Daily concert of ships' horns in the St. John's, N.L. harbour set to rumble floors

·4 min read

ST. JOHN'S, N.L. — On Friday afternoon in St. John's, N.L., deep blasts of ships' horns punctuated by sharp wails from a pair of saxophones rose up from the fog blanketing the city's harbour.

It was the first of 10 daily Harbour Symphonies scheduled in conjunction with the city's biennial Sound Symposium festival, which is celebrating it 20th anniversary. Typically, the symphonies are played only on the horns of the ships in the St. John's harbour. But on Friday, it had accompaniment from Ouroboros, a beloved local band that dabbles in everything from klezmer to circus music.

To some, the Harbour Symphony is a thunderous mess of boomps, barmps and woomps that make it impossible to carry on a conversation.

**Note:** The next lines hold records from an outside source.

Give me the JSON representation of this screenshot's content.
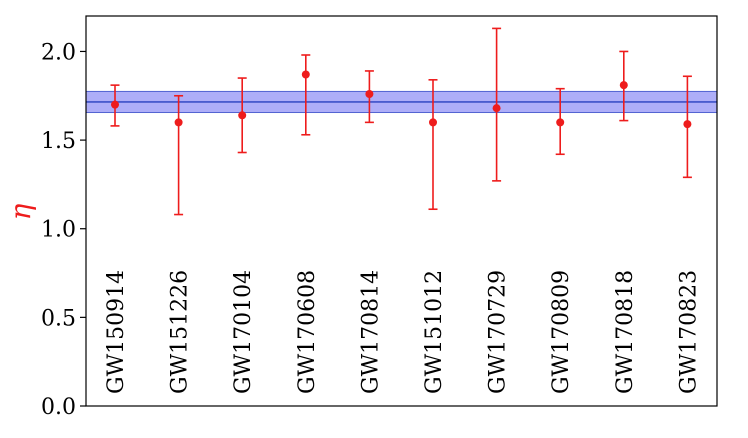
{
  "chart_data": {
    "type": "scatter",
    "title": "",
    "xlabel": "",
    "ylabel": "η",
    "ylabel_color": "#ee1c1c",
    "ylim": [
      0.0,
      2.2
    ],
    "yticks": [
      "0.0",
      "0.5",
      "1.0",
      "1.5",
      "2.0"
    ],
    "ytick_values": [
      0.0,
      0.5,
      1.0,
      1.5,
      2.0
    ],
    "grid": false,
    "categories": [
      "GW150914",
      "GW151226",
      "GW170104",
      "GW170608",
      "GW170814",
      "GW151012",
      "GW170729",
      "GW170809",
      "GW170818",
      "GW170823"
    ],
    "series": [
      {
        "values": [
          1.7,
          1.6,
          1.64,
          1.87,
          1.76,
          1.6,
          1.68,
          1.6,
          1.81,
          1.59
        ],
        "lower": [
          1.58,
          1.08,
          1.43,
          1.53,
          1.6,
          1.11,
          1.27,
          1.42,
          1.61,
          1.29
        ],
        "upper": [
          1.81,
          1.75,
          1.85,
          1.98,
          1.89,
          1.84,
          2.13,
          1.79,
          2.0,
          1.86
        ],
        "color": "#ee1c1c"
      }
    ],
    "band": {
      "center": 1.715,
      "lower": 1.655,
      "upper": 1.775,
      "line_color": "#3b50c8",
      "fill_color": "#8c8cf5"
    }
  }
}
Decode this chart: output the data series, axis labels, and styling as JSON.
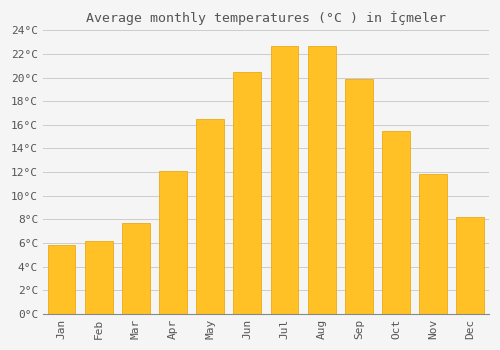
{
  "months": [
    "Jan",
    "Feb",
    "Mar",
    "Apr",
    "May",
    "Jun",
    "Jul",
    "Aug",
    "Sep",
    "Oct",
    "Nov",
    "Dec"
  ],
  "values": [
    5.8,
    6.2,
    7.7,
    12.1,
    16.5,
    20.5,
    22.7,
    22.7,
    19.9,
    15.5,
    11.8,
    8.2
  ],
  "bar_color": "#FFC125",
  "bar_edge_color": "#E8A000",
  "title": "Average monthly temperatures (°C ) in İçmeler",
  "ylim": [
    0,
    24
  ],
  "ytick_step": 2,
  "background_color": "#f5f5f5",
  "plot_bg_color": "#f5f5f5",
  "grid_color": "#cccccc",
  "title_fontsize": 9.5,
  "tick_fontsize": 8,
  "font_family": "monospace",
  "bar_width": 0.75
}
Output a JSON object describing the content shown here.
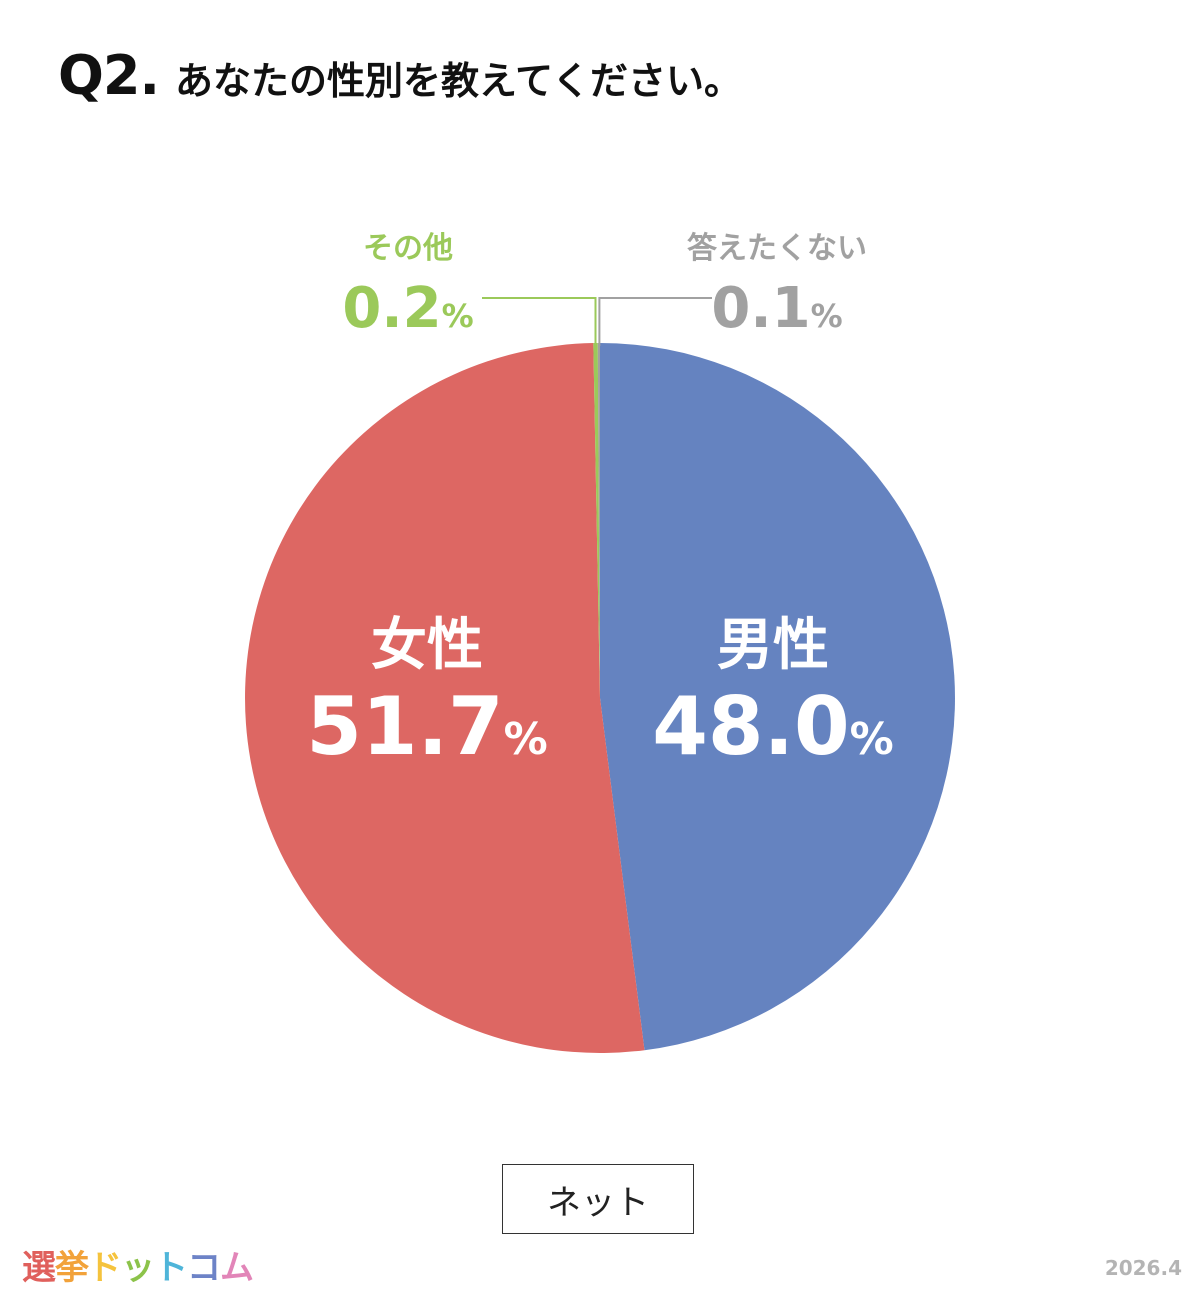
{
  "header": {
    "question_number": "Q2.",
    "question_text": "あなたの性別を教えてください。"
  },
  "chart_data": {
    "type": "pie",
    "slices": [
      {
        "label": "男性",
        "value": 48.0,
        "display": "48.0",
        "color": "#6583c0",
        "label_color": "#ffffff"
      },
      {
        "label": "女性",
        "value": 51.7,
        "display": "51.7",
        "color": "#dd6763",
        "label_color": "#ffffff"
      },
      {
        "label": "その他",
        "value": 0.2,
        "display": "0.2",
        "color": "#9bc95a",
        "label_color": "#9bc95a"
      },
      {
        "label": "答えたくない",
        "value": 0.1,
        "display": "0.1",
        "color": "#a1a1a1",
        "label_color": "#a1a1a1"
      }
    ],
    "unit": "%",
    "start_position": "12 o'clock",
    "direction": "clockwise"
  },
  "source": {
    "label": "ネット"
  },
  "footer": {
    "logo": {
      "chars": [
        "選",
        "挙",
        "ド",
        "ッ",
        "ト",
        "コ",
        "ム"
      ],
      "colors": [
        "#e0605c",
        "#f2a23a",
        "#f5c33d",
        "#8cc34a",
        "#4fb5d9",
        "#6d83c7",
        "#e285b8"
      ]
    },
    "date": "2026.4"
  }
}
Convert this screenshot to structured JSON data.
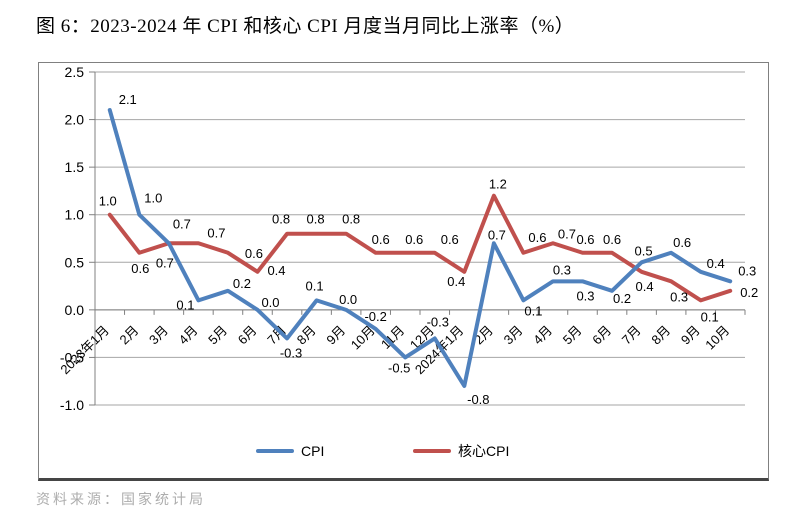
{
  "title": "图 6：2023-2024 年 CPI 和核心 CPI 月度当月同比上涨率（%）",
  "source": "资料来源：国家统计局",
  "legend": {
    "cpi": "CPI",
    "core": "核心CPI"
  },
  "colors": {
    "cpi": "#4F81BD",
    "core": "#C0504D",
    "grid": "#A6A6A6",
    "axis": "#808080",
    "data_label": "#000000",
    "frame": "#808080",
    "source_text": "#ADADAD"
  },
  "chart_data": {
    "type": "line",
    "title": "图 6：2023-2024 年 CPI 和核心 CPI 月度当月同比上涨率（%）",
    "xlabel": "",
    "ylabel": "",
    "categories": [
      "2023年1月",
      "2月",
      "3月",
      "4月",
      "5月",
      "6月",
      "7月",
      "8月",
      "9月",
      "10月",
      "11月",
      "12月",
      "2024年1月",
      "2月",
      "3月",
      "4月",
      "5月",
      "6月",
      "7月",
      "8月",
      "9月",
      "10月"
    ],
    "series": [
      {
        "name": "CPI",
        "values": [
          2.1,
          1.0,
          0.7,
          0.1,
          0.2,
          0.0,
          -0.3,
          0.1,
          0.0,
          -0.2,
          -0.5,
          -0.3,
          -0.8,
          0.7,
          0.1,
          0.3,
          0.3,
          0.2,
          0.5,
          0.6,
          0.4,
          0.3
        ]
      },
      {
        "name": "核心CPI",
        "values": [
          1.0,
          0.6,
          0.7,
          0.7,
          0.6,
          0.4,
          0.8,
          0.8,
          0.8,
          0.6,
          0.6,
          0.6,
          0.4,
          1.2,
          0.6,
          0.7,
          0.6,
          0.6,
          0.4,
          0.3,
          0.1,
          0.2
        ]
      }
    ],
    "ylim": [
      -1.0,
      2.5
    ],
    "yticks": [
      2.5,
      2.0,
      1.5,
      1.0,
      0.5,
      0.0,
      -0.5,
      -1.0
    ],
    "grid": true,
    "data_labels": true,
    "legend_position": "bottom"
  }
}
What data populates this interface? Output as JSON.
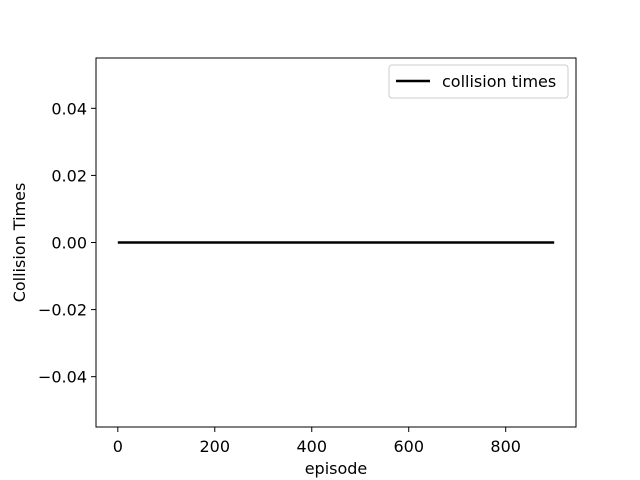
{
  "chart_data": {
    "type": "line",
    "title": "",
    "xlabel": "episode",
    "ylabel": "Collision Times",
    "xlim": [
      -45,
      945
    ],
    "ylim": [
      -0.055,
      0.055
    ],
    "x_ticks": [
      0,
      200,
      400,
      600,
      800
    ],
    "x_tick_labels": [
      "0",
      "200",
      "400",
      "600",
      "800"
    ],
    "y_ticks": [
      0.04,
      0.02,
      0.0,
      -0.02,
      -0.04
    ],
    "y_tick_labels": [
      "0.04",
      "0.02",
      "0.00",
      "−0.02",
      "−0.04"
    ],
    "grid": false,
    "legend_position": "top-right",
    "series": [
      {
        "name": "collision times",
        "color": "#000000",
        "x": [
          0,
          900
        ],
        "y": [
          0,
          0
        ]
      }
    ]
  }
}
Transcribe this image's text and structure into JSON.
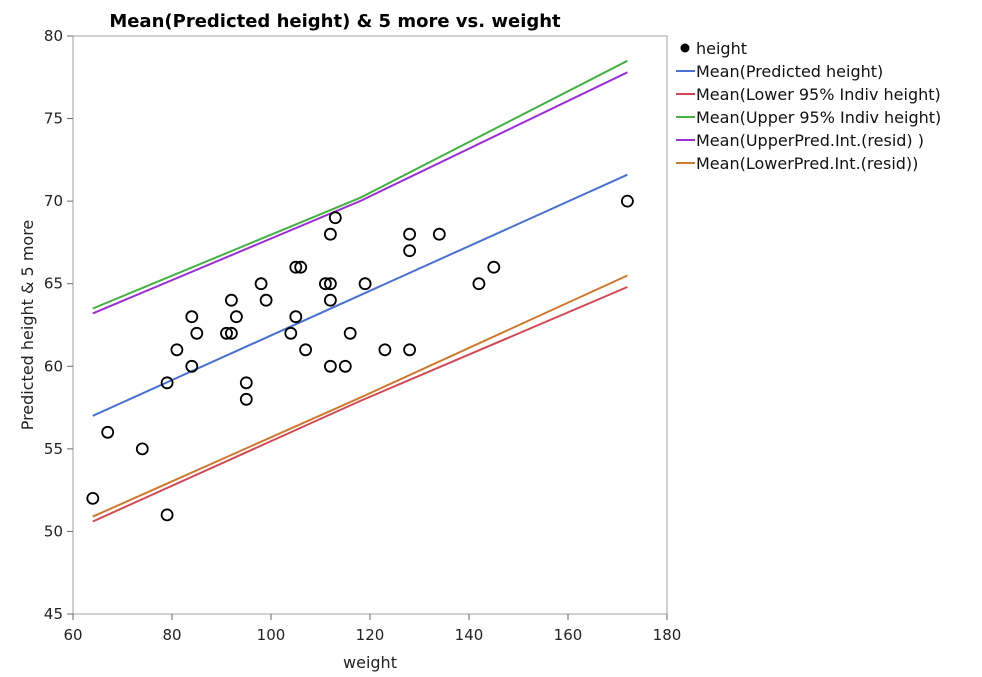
{
  "chart_data": {
    "type": "scatter",
    "title": "Mean(Predicted height) & 5 more vs. weight",
    "xlabel": "weight",
    "ylabel": "Predicted height & 5 more",
    "xlim": [
      60,
      180
    ],
    "ylim": [
      45,
      80
    ],
    "xticks": [
      60,
      80,
      100,
      120,
      140,
      160,
      180
    ],
    "yticks": [
      45,
      50,
      55,
      60,
      65,
      70,
      75,
      80
    ],
    "grid": false,
    "legend_position": "right",
    "series": [
      {
        "name": "height",
        "kind": "points",
        "color": "#000000",
        "x": [
          64,
          67,
          74,
          79,
          79,
          81,
          84,
          84,
          85,
          91,
          92,
          92,
          93,
          95,
          95,
          98,
          99,
          104,
          105,
          105,
          106,
          107,
          111,
          112,
          112,
          112,
          112,
          113,
          115,
          116,
          119,
          123,
          128,
          128,
          128,
          134,
          142,
          145,
          172
        ],
        "y": [
          52,
          56,
          55,
          59,
          51,
          61,
          63,
          60,
          62,
          62,
          64,
          62,
          63,
          59,
          58,
          65,
          64,
          62,
          66,
          63,
          66,
          61,
          65,
          65,
          68,
          64,
          60,
          69,
          60,
          62,
          65,
          61,
          68,
          67,
          61,
          68,
          65,
          66,
          70
        ]
      },
      {
        "name": "Mean(Predicted height)",
        "kind": "line",
        "color": "#4a70d0",
        "x": [
          64,
          172
        ],
        "y": [
          57.0,
          71.6
        ]
      },
      {
        "name": "Mean(Lower 95% Indiv height)",
        "kind": "line",
        "color": "#d04a55",
        "x": [
          64,
          118,
          172
        ],
        "y": [
          50.6,
          57.9,
          64.8
        ]
      },
      {
        "name": "Mean(Upper 95% Indiv height)",
        "kind": "line",
        "color": "#45b045",
        "x": [
          64,
          118,
          172
        ],
        "y": [
          63.5,
          70.2,
          78.5
        ]
      },
      {
        "name": "Mean(UpperPred.Int.(resid) )",
        "kind": "line",
        "color": "#9b30d0",
        "x": [
          64,
          118,
          172
        ],
        "y": [
          63.2,
          70.0,
          77.8
        ]
      },
      {
        "name": "Mean(LowerPred.Int.(resid))",
        "kind": "line",
        "color": "#cc7a30",
        "x": [
          64,
          118,
          172
        ],
        "y": [
          50.9,
          58.1,
          65.5
        ]
      }
    ]
  }
}
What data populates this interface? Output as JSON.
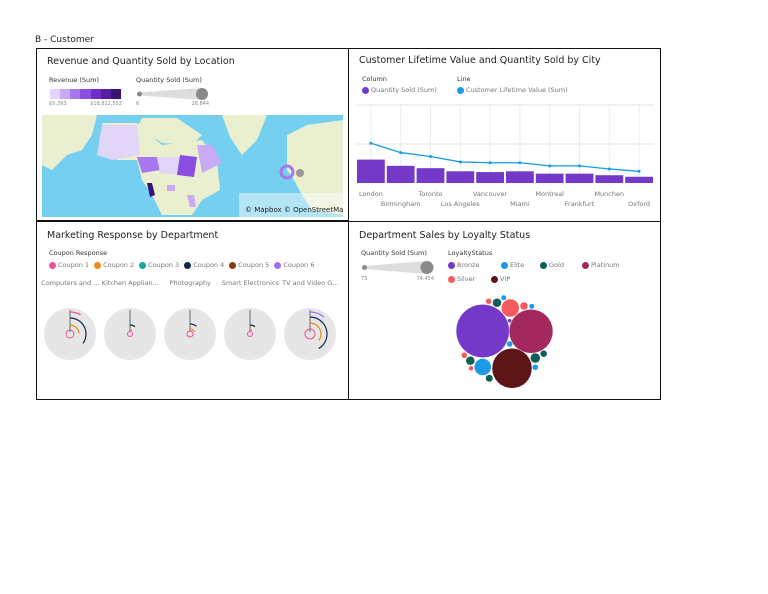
{
  "page": {
    "title": "B - Customer"
  },
  "map_panel": {
    "title": "Revenue and Quantity Sold by Location",
    "revenue_legend": {
      "label": "Revenue (Sum)",
      "min": "$5,393",
      "max": "$18,812,552",
      "colors": [
        "#e2d6f8",
        "#c9aaf5",
        "#a777f0",
        "#8a4fe0",
        "#6f2ecb",
        "#56209f",
        "#3b1470"
      ]
    },
    "quantity_legend": {
      "label": "Quantity Sold (Sum)",
      "min": "6",
      "max": "28,844"
    },
    "attribution": "© Mapbox © OpenStreetMap",
    "colors": {
      "ocean": "#75cff0",
      "land": "#e9efcf"
    }
  },
  "city_panel": {
    "title": "Customer Lifetime Value and Quantity Sold by City",
    "legend_column_label": "Column",
    "legend_line_label": "Line",
    "chart_data": {
      "type": "bar",
      "categories": [
        "London",
        "Birmingham",
        "Toronto",
        "Los Angeles",
        "Vancouver",
        "Miami",
        "Montreal",
        "Frankfurt",
        "Munchen",
        "Oxford"
      ],
      "series": [
        {
          "name": "Quantity Sold (Sum)",
          "type": "bar",
          "color": "#7439c9",
          "values": [
            30,
            22,
            19,
            15,
            14,
            15,
            12,
            12,
            10,
            8
          ]
        },
        {
          "name": "Customer Lifetime Value (Sum)",
          "type": "line",
          "color": "#1a9ae8",
          "values": [
            51,
            39,
            34,
            27,
            26,
            26,
            22,
            22,
            18,
            15
          ]
        }
      ],
      "ylim": [
        0,
        100
      ],
      "grid": true,
      "legend": "top-left"
    }
  },
  "marketing_panel": {
    "title": "Marketing Response by Department",
    "legend_title": "Coupon Response",
    "coupons": [
      {
        "label": "Coupon 1",
        "color": "#f0509a"
      },
      {
        "label": "Coupon 2",
        "color": "#ef8a17"
      },
      {
        "label": "Coupon 3",
        "color": "#13a89e"
      },
      {
        "label": "Coupon 4",
        "color": "#0d2a4a"
      },
      {
        "label": "Coupon 5",
        "color": "#8a3a10"
      },
      {
        "label": "Coupon 6",
        "color": "#a66cf6"
      }
    ],
    "departments": [
      "Computers and ...",
      "Kitchen Applian...",
      "Photography",
      "Smart Electronics",
      "TV and Video G..."
    ]
  },
  "loyalty_panel": {
    "title": "Department Sales by Loyalty Status",
    "size_legend": {
      "label": "Quantity Sold (Sum)",
      "min": "73",
      "max": "74,454"
    },
    "status_legend_title": "LoyaltyStatus",
    "statuses": [
      {
        "label": "Bronze",
        "color": "#7439c9"
      },
      {
        "label": "Elite",
        "color": "#1a9ae8"
      },
      {
        "label": "Gold",
        "color": "#0f5e5a"
      },
      {
        "label": "Platinum",
        "color": "#a3285e"
      },
      {
        "label": "Silver",
        "color": "#f45b5b"
      },
      {
        "label": "VIP",
        "color": "#5e1518"
      }
    ],
    "chart_data": {
      "type": "bubble",
      "bubbles": [
        {
          "status": "Bronze",
          "value": 74454
        },
        {
          "status": "Platinum",
          "value": 50550
        },
        {
          "status": "VIP",
          "value": 41780
        },
        {
          "status": "Silver",
          "value": 8460
        },
        {
          "status": "Elite",
          "value": 7540
        },
        {
          "status": "Gold",
          "value": 2115
        },
        {
          "status": "Gold",
          "value": 2610
        },
        {
          "status": "Gold",
          "value": 1280
        },
        {
          "status": "Gold",
          "value": 2115
        },
        {
          "status": "Gold",
          "value": 1430
        },
        {
          "status": "Silver",
          "value": 940
        },
        {
          "status": "Silver",
          "value": 1670
        },
        {
          "status": "Silver",
          "value": 940
        },
        {
          "status": "Silver",
          "value": 650
        },
        {
          "status": "Elite",
          "value": 760
        },
        {
          "status": "Elite",
          "value": 760
        },
        {
          "status": "Elite",
          "value": 940
        },
        {
          "status": "Elite",
          "value": 940
        },
        {
          "status": "Bronze",
          "value": 420
        }
      ]
    }
  }
}
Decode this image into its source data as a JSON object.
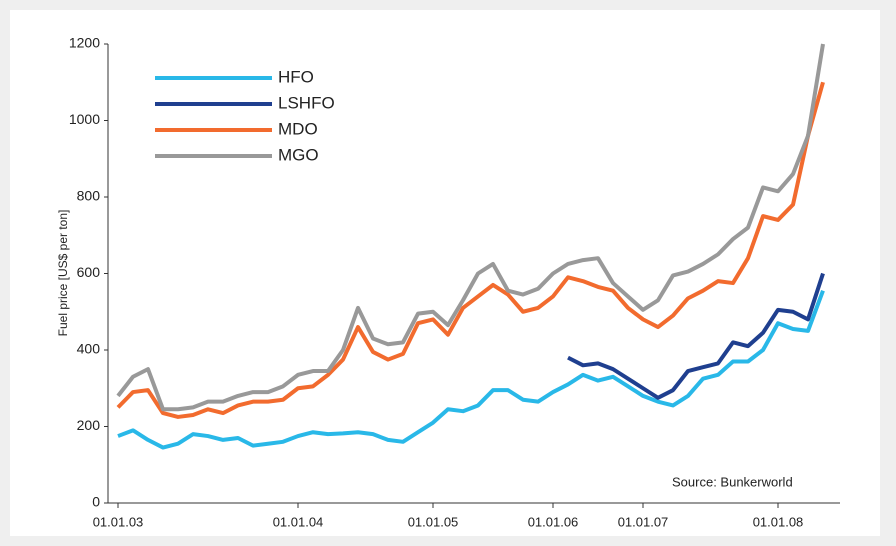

But to Delf Maria Hohmann, who's been co-ordinating and composing the symphonies since 2004, it's a carefully planned and painstakingly timed musical composition played by volunteers and captains aboard ships stationed in the city's port.

"It's not melodic," Hohmann acknowledged in a recent interview. "But don't forget, there is a score. There is a structure there. It's not chaos. It's music."

After the horns died down Friday, he said he was pleased it was so foggy — the sound travels better that way.

The busy St. John's harbour is often home to sprawling factory fishing vessels, massive icebreakers, research ships, whale tour boats and freight vessels. The water is flanked on either side by steep hills — the south side is mostly woods, but the north side is an ascending grid of colourful city streets.

The layout makes for great acoustics, Hohmann said. "It's like an amphitheatre." The bawling moans of the Harbour Symphony cause floor tremors in houses right up to the top of the hill.

To compose a symphony, Hohmann said he works with the St. John's Port Authority and the coast guard to take an inventory of which boats are scheduled to be docked on symphony days and what their horns sound like.

"I've gone around to some of the ships and asked if they could just sound the whistle for a second," he said, adding that most captains are happy to oblige.

He figures out their pitch, and what kind of notes they may be able to sustain, as well as how long it takes for the mostly pneumatic horns to hit their sweet spot. Then he starts composing the piece, mapping out what horn will blow at what time and for how long.

The Sound Symposium puts together teams of volunteer "players" who will hop onto the boats on symphony day to make sure the horns are blown at the right time, in the right way.

This year, the compositions are about five minutes long. Hohmann said he recommended the composers write their pieces for six or seven ships.

There's always a chance a ship may not be docked, or that the horn won't sound properly, he added.

"I tell my players, 'Push that button whenever you're supposed to and do not worry about what comes out.' I'd say 90 per cent of the cases, it's all fine, but sometime it's not," he said, making a raspberry sound.

He sees the Harbour Symphony as an addition to the area's unique sonic footprint, which already involves clanging cranes and freight containers, rumbling motors and a fog horn. "It seems to be part of the identity of the St. John's harbour culture," Hohmann said.

Not everyone agrees.

"I feel bad for people who are sick or have babies," said Nicki Ryan in a Facebook message. Ryan lives downtown next to the harbour, and she said the Harbour Symphony noise is just too much.

Elaine Pond said she enjoys the symphony's weird, morose droning. "I like to go in my garden to hear it, and just take in the sounds and tones," she said in a Facebook message.

A spokeswoman for the City of St. John's said in a recent email that staff weren't aware of any formal complaints lodged by the public against the symphony. But the Sound Symposium gets a fair number of angry messages about it, Hohmann said.

"You know we read the complaints out on stage on the last night?" he asked, grinning. His favourite complaint so far was from someone in the Battery neighbourhood, a scattering of old houses on the rocks at the harbour's mouth.

"They said, 'You call that music? All the dogs in the area howl along!'" he said. "Which was brilliant, because it shows there is definitely some understanding in the animal world of the Harbour Symphony!"